Power and competence

Sep 28, 2025

Although I write about it frequently, I continue to receive questions about how power, financial, and cultural elites maintain their position. The persistence of these questions suggests that my earlier explanations were either incomplete or insufficiently clear. Permit me, then, to return to the subject once more.

Let us begin with an extremely simplified picture: imagine a man who owns a bank, or a media house, or perhaps commands an army or controls an airport; he may dominate a foundation or a powerful non-profit. In reality, power is rarely so neatly divided. It usually consists of significant shares in several domains at once, often combining financial strength with influence in charities and media outlets.

The crucial point is that you gain access to resources that others cannot reach. Suppose the bank is yours. That alone is not enough. Ownership must be used to cultivate special skills: to manipulate people, to influence politicians, to select and supervise managers, to form alliances, and to keep your subordinates from growing beyond your control. You must excel at these arts—better than any of your servants, or at the very least equal to the most capable among them. This level of mastery is attainable because you can afford the best tutors, the most astute advisors, and the time required to practice these specialized skills. Should an extraordinary talent emerge from the lower ranks, you may allow him into your family by marriage—but only if he is truly exceptional.

Through these abilities you maintain control of your bank and, in all likelihood, expand it further. That success provides the means to invest in the development of your own skills and those of your children. And so the cycle may continue for generations.

Yet it always falters in the end.
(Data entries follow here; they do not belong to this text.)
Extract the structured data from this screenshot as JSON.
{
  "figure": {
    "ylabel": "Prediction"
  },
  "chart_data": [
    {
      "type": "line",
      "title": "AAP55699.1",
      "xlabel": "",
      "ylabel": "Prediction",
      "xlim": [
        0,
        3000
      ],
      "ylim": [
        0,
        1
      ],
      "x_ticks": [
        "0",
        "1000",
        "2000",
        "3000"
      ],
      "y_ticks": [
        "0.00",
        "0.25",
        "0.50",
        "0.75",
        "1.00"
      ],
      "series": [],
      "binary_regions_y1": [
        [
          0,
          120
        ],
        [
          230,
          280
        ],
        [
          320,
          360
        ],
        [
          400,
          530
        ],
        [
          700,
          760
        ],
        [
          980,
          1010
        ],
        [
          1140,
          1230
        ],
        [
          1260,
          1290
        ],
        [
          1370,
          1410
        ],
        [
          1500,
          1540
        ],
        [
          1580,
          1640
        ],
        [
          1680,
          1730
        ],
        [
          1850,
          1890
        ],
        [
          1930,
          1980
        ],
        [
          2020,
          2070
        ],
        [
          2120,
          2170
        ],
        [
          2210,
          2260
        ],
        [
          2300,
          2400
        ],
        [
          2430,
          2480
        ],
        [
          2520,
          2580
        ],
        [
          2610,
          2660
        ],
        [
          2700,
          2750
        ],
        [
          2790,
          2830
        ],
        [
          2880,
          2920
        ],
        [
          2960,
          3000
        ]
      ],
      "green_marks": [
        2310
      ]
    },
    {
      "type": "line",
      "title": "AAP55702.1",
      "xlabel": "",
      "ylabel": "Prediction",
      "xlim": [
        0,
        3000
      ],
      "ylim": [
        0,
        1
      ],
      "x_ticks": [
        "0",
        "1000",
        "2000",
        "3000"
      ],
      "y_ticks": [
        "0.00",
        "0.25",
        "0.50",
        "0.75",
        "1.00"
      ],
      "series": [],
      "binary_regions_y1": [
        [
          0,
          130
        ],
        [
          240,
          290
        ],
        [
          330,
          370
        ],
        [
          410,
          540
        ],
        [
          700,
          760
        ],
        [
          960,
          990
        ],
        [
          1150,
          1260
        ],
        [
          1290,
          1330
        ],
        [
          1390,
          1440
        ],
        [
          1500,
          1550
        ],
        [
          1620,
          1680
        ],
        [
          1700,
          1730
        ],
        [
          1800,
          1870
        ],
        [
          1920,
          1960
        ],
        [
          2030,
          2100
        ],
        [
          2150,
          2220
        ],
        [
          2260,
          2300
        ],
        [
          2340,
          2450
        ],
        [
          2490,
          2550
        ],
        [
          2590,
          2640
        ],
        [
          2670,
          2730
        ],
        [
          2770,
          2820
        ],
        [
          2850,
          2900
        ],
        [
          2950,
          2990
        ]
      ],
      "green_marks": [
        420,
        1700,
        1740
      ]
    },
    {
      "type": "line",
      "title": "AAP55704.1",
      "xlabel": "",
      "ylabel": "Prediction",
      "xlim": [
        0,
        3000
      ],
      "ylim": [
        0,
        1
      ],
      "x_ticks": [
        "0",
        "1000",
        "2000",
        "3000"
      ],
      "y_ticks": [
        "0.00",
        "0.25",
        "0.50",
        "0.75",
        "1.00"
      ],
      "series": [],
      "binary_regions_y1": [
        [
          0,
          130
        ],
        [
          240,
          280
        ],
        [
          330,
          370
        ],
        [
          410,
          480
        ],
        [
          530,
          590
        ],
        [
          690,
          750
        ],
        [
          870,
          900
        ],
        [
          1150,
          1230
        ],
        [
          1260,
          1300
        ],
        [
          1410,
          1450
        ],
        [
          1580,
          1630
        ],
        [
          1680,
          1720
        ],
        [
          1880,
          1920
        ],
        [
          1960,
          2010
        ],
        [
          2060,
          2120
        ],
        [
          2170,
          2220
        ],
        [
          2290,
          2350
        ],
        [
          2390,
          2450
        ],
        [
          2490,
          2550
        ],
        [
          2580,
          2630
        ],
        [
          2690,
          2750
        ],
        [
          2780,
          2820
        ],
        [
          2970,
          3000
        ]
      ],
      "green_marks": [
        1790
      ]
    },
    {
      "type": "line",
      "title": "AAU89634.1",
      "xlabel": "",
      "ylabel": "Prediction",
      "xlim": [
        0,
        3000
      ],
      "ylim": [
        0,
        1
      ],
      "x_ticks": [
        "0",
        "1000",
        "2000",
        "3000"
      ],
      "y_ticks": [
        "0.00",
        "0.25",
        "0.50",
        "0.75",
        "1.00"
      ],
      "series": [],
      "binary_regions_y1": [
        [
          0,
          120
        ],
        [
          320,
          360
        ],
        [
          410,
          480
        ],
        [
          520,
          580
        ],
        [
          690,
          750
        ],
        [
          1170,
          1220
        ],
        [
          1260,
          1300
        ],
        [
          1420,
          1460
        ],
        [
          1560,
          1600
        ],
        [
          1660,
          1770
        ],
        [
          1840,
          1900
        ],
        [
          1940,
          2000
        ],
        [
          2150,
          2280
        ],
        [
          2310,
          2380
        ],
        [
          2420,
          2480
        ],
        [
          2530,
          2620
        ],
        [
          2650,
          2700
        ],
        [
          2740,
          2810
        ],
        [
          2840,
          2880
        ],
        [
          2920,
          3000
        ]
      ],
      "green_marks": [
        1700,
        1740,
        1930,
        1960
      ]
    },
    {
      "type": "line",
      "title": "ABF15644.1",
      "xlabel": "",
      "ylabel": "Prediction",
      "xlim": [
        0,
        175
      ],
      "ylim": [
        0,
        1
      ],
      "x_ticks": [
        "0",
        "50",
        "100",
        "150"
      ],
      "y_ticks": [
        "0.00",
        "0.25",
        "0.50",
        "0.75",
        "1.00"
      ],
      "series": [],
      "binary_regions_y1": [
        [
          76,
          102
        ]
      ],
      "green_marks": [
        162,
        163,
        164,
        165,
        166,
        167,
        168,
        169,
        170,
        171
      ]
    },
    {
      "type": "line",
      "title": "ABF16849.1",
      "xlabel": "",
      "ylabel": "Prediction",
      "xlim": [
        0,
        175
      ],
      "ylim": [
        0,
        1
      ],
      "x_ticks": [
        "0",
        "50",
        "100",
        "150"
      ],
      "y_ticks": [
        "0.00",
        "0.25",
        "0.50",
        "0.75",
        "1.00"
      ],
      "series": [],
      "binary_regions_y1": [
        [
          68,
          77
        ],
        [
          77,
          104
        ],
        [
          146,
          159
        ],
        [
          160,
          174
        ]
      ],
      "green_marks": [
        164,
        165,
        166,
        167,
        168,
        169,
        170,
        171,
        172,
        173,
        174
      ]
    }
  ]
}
Abilities decline, or they cease to match the demands of new technologies and changing circumstances. Meanwhile, within society a different group arises, whose skills advance more rapidly. When those below become more capable than those above, the regime stands in peril. The rest of the story is familiar.

All the talk of oppression, popular anger, or social unrest is but the surface foam. These are symptoms, not causes. The essence of the cycle is the transfer of competence—from the entrenched elite that can no longer master its environment, to the new aspirants who can.